The play’s persistent questioning and Hamlet’s position as a philosopher is a signal that the play invites debate.


Revenge – A divide in attitudes.
Old Testament – eye for an eye, but repeatedly we are told that ‘vengeance is mine, I shall repay saith the Lord.’ Revenge is at odds with Christian teaching.
1584 Bond of Association – swear before God that they would take revenge on those that tried to challenge Elizabeth.
Francis Bacon.
Analysis

Development of Revenge Plays
Senecan Revenge
Senecan tragedy is a body of ten 1st century AD dramas of which eight were written by the Roman Seneca. Rediscovered by Italian humanists in the mid-16th century, they became the models for the revival of tragedy on the Renaissance stage. The Elizabethan dramatists found Seneca's themes of bloodthirsty revenge more congenial to English taste than they did his form. Senecan influence is also evident in Thomas Kyd's The Spanish Tragedy and Shakespeare's Hamlet: both share a revenge theme, a corpse-strewn climax, and ghosts among the cast, which can all be traced back to the Senecan model.

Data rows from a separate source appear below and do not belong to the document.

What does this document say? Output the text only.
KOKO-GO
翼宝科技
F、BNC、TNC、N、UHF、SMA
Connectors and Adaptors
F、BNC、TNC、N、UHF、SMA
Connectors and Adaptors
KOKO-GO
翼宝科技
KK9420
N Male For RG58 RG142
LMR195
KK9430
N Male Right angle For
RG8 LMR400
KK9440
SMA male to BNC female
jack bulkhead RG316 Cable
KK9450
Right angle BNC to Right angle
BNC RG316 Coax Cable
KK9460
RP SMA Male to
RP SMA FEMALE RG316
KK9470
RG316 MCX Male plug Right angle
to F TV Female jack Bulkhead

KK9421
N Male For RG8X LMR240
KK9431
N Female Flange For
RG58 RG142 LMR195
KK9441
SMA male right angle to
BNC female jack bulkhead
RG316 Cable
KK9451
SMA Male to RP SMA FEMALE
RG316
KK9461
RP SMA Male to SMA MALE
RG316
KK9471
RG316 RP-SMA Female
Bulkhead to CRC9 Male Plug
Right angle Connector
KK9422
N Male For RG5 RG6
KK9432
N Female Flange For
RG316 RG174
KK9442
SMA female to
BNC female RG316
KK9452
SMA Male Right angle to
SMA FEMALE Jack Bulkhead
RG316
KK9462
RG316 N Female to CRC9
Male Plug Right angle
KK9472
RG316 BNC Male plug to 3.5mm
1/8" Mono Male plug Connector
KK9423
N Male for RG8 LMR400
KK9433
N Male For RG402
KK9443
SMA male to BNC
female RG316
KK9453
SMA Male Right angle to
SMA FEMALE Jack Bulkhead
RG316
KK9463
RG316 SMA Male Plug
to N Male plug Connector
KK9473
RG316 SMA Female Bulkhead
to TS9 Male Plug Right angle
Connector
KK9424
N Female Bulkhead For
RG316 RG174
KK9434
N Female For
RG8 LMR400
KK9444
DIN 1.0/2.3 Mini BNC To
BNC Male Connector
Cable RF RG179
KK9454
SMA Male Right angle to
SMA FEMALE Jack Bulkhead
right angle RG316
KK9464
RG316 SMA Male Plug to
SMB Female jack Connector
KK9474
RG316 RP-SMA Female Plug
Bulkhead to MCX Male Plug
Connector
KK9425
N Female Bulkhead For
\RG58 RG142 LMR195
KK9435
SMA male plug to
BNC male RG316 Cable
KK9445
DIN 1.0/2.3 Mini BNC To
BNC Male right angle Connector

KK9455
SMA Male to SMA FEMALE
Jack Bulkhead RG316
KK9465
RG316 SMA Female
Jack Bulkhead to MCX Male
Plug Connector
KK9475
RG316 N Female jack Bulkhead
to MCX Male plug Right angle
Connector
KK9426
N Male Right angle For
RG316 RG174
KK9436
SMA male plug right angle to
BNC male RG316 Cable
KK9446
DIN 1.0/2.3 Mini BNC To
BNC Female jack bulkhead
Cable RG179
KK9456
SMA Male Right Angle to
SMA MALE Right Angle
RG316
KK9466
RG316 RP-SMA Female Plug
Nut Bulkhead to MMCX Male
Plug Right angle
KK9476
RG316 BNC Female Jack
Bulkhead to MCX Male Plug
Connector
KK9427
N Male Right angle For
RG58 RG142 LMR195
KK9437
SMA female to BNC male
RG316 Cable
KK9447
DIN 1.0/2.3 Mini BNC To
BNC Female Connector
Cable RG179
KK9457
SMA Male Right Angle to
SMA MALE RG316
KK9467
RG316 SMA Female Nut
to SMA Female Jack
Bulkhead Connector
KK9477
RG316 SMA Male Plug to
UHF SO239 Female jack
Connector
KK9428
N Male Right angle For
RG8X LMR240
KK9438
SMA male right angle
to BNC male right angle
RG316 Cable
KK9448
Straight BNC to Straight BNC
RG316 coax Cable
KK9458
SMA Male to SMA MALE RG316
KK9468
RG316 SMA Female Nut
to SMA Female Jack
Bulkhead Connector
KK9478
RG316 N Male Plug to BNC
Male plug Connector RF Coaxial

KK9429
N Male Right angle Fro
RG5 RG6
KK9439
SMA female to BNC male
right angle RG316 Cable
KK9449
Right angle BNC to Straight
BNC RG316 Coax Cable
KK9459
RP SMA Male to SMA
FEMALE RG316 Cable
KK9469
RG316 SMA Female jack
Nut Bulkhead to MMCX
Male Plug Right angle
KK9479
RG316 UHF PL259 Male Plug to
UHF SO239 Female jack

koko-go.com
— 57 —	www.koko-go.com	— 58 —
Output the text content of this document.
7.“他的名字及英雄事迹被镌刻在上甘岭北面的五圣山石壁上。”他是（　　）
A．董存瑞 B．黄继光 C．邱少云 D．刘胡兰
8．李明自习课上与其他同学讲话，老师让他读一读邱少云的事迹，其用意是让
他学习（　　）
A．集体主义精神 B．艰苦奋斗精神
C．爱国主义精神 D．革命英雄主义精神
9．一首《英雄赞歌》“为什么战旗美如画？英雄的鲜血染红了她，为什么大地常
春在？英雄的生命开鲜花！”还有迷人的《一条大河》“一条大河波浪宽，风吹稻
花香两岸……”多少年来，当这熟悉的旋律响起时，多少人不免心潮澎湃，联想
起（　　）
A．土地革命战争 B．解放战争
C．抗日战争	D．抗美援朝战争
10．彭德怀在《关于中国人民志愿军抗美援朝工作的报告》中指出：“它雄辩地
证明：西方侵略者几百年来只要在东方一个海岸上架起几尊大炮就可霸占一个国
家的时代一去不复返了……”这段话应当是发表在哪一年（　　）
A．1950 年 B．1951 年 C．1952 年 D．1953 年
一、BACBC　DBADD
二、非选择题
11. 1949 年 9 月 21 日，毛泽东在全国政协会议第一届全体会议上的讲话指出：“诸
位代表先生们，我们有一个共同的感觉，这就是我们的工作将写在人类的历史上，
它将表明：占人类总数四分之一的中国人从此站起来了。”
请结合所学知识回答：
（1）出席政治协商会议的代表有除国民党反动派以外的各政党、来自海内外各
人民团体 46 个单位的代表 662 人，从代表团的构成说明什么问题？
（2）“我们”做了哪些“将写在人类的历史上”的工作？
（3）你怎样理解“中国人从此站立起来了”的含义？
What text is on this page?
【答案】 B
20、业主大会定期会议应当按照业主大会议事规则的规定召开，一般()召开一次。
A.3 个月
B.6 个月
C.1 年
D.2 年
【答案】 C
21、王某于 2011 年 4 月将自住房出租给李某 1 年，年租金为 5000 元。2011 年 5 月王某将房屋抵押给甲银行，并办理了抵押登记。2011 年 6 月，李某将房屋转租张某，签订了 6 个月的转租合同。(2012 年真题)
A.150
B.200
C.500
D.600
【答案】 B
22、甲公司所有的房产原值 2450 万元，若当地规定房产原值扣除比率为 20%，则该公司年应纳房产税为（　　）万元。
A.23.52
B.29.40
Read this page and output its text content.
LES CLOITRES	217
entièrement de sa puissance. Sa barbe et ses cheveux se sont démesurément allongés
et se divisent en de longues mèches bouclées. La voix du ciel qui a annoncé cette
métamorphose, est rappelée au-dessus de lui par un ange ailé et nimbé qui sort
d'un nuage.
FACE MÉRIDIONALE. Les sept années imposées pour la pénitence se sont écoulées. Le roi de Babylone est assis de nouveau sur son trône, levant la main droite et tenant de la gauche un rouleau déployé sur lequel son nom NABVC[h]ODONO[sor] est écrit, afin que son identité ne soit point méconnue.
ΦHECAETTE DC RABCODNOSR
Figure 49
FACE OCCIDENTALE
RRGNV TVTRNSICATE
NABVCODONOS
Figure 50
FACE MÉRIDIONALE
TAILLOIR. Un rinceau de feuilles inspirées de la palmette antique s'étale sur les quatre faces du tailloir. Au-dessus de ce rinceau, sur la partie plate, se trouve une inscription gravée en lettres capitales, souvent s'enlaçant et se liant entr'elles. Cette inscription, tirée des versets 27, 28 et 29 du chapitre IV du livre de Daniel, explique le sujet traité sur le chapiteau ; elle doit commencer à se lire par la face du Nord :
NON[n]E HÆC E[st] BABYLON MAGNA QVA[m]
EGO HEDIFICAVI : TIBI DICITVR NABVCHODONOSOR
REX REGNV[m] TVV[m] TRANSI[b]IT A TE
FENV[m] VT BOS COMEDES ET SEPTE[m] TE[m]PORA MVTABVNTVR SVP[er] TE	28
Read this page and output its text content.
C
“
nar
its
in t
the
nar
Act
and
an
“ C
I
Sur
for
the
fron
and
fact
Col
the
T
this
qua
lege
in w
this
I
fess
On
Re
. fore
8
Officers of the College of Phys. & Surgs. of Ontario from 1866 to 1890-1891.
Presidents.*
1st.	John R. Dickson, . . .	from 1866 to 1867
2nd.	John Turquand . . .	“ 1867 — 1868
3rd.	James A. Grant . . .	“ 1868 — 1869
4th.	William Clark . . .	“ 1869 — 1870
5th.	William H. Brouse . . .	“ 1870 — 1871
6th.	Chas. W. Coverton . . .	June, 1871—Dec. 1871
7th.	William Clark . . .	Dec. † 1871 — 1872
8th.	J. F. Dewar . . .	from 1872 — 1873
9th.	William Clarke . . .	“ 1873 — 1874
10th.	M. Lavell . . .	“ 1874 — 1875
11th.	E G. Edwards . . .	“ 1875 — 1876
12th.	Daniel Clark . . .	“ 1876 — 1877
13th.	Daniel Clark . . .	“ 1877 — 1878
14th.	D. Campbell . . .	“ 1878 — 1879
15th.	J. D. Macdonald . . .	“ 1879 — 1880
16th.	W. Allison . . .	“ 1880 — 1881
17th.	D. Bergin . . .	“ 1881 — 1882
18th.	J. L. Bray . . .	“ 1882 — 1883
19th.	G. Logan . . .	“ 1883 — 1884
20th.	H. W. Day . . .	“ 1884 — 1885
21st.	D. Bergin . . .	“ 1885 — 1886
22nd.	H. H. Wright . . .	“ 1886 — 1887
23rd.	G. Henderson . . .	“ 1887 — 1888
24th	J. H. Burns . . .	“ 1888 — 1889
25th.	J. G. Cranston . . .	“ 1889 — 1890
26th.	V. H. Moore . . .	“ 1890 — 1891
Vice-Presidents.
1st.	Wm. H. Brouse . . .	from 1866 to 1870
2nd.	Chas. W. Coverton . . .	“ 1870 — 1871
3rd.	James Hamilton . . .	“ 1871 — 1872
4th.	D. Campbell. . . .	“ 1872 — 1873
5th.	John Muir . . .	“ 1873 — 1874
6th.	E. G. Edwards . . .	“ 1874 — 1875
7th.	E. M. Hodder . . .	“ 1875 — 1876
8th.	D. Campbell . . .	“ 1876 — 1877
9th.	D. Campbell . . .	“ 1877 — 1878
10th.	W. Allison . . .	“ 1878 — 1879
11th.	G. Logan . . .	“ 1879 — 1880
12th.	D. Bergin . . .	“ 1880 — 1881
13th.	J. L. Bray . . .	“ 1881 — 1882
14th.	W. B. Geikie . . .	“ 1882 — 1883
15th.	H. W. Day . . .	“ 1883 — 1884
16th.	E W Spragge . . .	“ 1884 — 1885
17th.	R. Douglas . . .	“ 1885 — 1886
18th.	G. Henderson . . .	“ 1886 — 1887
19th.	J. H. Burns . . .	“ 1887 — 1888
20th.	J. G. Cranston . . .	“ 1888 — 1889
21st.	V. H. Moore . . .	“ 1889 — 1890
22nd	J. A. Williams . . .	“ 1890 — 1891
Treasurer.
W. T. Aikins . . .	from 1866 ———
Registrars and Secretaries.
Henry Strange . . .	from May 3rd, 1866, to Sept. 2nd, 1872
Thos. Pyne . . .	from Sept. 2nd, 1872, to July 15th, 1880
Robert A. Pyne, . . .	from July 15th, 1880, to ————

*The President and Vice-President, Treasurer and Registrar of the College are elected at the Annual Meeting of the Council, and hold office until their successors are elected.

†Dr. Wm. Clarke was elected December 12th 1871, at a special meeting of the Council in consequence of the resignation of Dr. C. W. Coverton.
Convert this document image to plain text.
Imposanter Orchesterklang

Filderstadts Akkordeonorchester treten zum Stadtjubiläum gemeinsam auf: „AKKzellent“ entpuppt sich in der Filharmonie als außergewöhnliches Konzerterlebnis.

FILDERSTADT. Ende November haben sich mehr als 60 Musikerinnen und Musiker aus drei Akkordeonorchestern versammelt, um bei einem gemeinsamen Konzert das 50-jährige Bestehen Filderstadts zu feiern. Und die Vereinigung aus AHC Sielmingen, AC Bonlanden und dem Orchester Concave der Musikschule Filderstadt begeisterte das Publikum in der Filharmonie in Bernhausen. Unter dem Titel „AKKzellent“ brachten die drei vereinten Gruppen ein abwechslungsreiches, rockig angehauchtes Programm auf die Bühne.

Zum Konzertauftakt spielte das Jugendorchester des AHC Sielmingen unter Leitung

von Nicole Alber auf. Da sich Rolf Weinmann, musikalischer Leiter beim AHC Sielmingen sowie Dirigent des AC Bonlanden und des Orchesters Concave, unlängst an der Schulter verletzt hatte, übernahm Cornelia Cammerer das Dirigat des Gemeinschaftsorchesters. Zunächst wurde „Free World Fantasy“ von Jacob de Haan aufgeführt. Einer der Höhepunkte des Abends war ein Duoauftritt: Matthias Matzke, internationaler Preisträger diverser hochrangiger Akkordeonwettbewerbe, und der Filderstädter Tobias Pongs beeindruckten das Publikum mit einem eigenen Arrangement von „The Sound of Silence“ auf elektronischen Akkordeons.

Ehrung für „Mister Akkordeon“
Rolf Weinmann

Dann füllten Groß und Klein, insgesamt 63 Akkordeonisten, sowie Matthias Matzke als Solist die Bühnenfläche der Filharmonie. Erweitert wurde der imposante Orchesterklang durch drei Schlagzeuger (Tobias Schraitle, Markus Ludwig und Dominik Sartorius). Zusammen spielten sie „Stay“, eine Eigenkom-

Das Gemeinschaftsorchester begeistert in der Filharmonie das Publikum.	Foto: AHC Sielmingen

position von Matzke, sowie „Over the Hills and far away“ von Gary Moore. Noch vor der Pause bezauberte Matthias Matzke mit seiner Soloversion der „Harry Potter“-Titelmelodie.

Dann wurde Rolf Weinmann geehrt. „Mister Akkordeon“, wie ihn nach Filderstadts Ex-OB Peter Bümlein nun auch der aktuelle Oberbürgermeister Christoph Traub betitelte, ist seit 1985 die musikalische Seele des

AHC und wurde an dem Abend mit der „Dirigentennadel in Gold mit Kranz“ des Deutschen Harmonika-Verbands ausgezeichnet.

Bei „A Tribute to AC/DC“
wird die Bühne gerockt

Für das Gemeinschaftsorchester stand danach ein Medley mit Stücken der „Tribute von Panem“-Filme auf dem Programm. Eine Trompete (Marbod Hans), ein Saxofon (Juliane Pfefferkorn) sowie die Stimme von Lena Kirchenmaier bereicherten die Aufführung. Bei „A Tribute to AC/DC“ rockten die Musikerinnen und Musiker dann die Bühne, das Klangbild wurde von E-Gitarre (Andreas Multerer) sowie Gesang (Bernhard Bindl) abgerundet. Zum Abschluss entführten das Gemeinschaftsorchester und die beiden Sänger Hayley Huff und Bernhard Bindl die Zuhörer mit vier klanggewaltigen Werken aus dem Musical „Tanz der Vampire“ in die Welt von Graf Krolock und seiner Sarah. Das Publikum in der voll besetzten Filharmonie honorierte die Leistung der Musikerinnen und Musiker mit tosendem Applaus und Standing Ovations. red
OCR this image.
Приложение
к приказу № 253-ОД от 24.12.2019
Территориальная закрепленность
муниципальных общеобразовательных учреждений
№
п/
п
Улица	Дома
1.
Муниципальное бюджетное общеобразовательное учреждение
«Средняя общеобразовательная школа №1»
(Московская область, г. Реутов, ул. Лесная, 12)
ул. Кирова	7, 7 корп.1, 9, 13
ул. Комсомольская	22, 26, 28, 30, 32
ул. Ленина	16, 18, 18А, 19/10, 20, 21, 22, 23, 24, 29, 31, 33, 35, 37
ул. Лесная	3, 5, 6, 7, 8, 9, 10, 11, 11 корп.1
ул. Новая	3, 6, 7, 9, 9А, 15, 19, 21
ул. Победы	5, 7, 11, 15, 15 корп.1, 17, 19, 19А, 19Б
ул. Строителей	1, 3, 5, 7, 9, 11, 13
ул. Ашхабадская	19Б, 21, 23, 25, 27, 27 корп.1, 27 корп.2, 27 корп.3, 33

Differences – deaths occurred off-stage with gruesome deaths reported to audience usually by a messenger. In Renaissance, these deaths are shown on-stage and audience witness violent events.
This succeeds in implicating the audience with the action – complicit.
Also an analogy between the theatre and the ‘Theatre of Execution.’ – The two are suspiciously similar.

Revenge plots border on farce – it will eventually exhaust itself as there is no one left to kill and the stage is left littered with murdered corpses.

Revenge plots popular – great fashion for staging revenge tragedies.

Kyd’s – ‘The Spanish Tragedy’ 1590
Character ‘Revenge’ actually appears and the action is solicited by Revenge’s mood – he both structures and frames the play.

‘Titus Andronicus’ – 1590
Blood-fest.

Hamlet – 1601
Much more psychologically developed and rounded character. The audience shares in Hamlet’s torments and questions what it is to be human knowing that the only certainty is death, and what of that death.

‘The Revenger’s Tragedy’ – 1607
More violent – grotesque, almost comic.
Here we get a different type of protagonist and the division between hero and villain is blurred. Note the difference between Vindice and Hamlet.

The Revenger
Need to avenge a terrible deed that occurred in the past – there is a constant act of remembrance. Vindice with Gloriana’s skull and Hamlet is implored to ‘remember’ his father by his ghost.
Revengers are usually patient.
They keep their wounds green. – often consumed by bitterness.
Isolated from their surroundings.
Sensitive and intelligent.
The law / state has let them down – the villain is protected by the law.
Feign madness – dissemble to gain proof of crime or to get close to their enemy.

Hamlet struggles in this role
He is stuck in a play started by others.
whereas
Vindice relishes this role
Vindice is a supremely inventive revenger who revels in and is proud of his inventiveness. He speaks like Iago and acts like Edmund.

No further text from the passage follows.